Pertanian Bebas “Kutukan”
Ada obrolan di warung kopi yang
mengatakan bahwa dunia pertanian di Indonesia itu penuh “kutukan”. Ada
kampus pertanian terkenal yang menghasilkan sarjana yang ahli dalam
banyak hal, kecuali pertanian. Alumni kampus itu banyak yang menjadi
wartawan terkenal, ekonom terkenal, politisi terkenal, bahkan ustadz
terkenal, tetapi tidak ada karya pertanian mereka yang fenomenal seperti
halnya inovasi pertanian dari Thailand.
Dan dalam beberapa tahun terakhir ini,
Kementerian Pertanian ternyata memang belum mampu menjadikan negeri ini
berswasembada pangan. Tahun lalu harga kedelai meroket, sampai
tahu-tempe yang merupakan makanan rakyat kecil ikut jadi mahal.

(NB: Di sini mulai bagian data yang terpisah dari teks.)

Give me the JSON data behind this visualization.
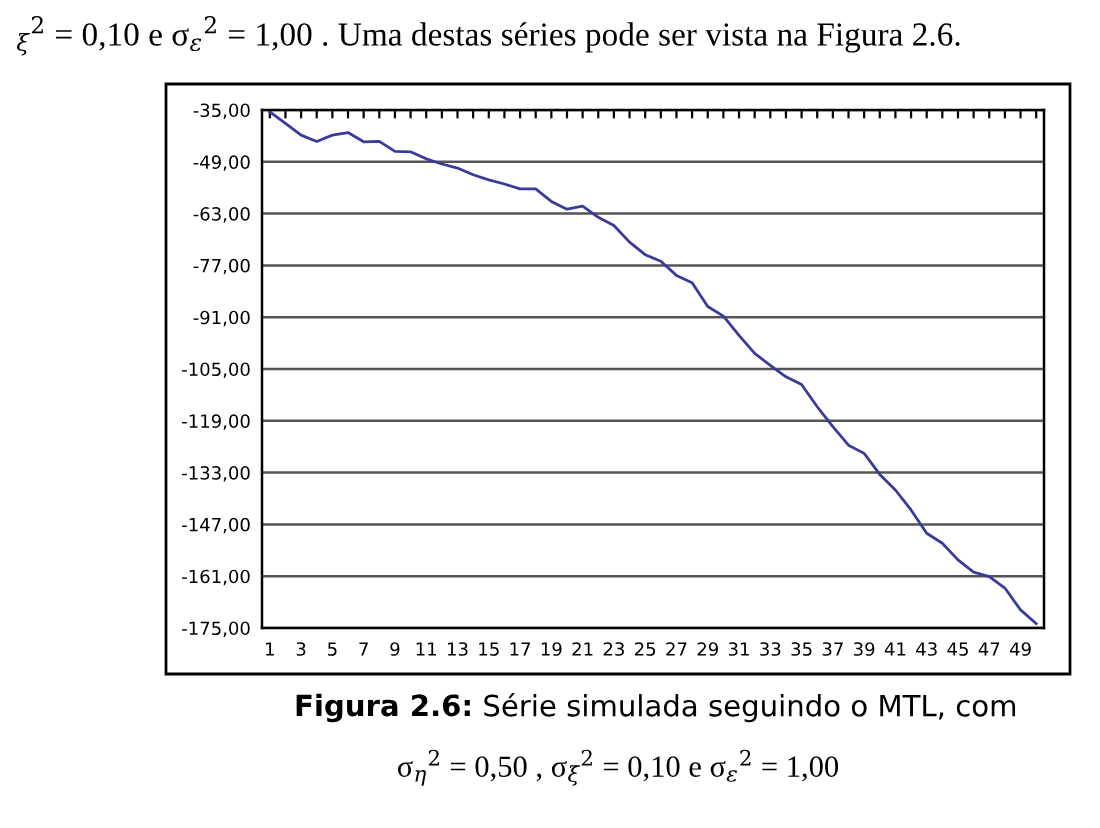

Kemudian harga daging sapi ikut meroket, konon karena permainan kuota
impor sapi, yang bahkan lalu menyeret beberapa tokoh sebagai tersangka
KPK. Dan hari-hari ini, harga bawang pun demikian. Niatan mendorong
produksi lokal dengan pembatasan impor ternyata malah menjadi masalah
baru, karena akar masalah seperti akurasi data kebutuhan, problem skala
produksi dan rantai distribusi (transportasi, gudang, pasar) tidak
teratasi. Yang terjadi malah harga naik karena pasokan berkurang, dan
importir yang sudah kolusi dengan otoritas pengatur kuota justru
menikmati untung besar karena kenaikan harga.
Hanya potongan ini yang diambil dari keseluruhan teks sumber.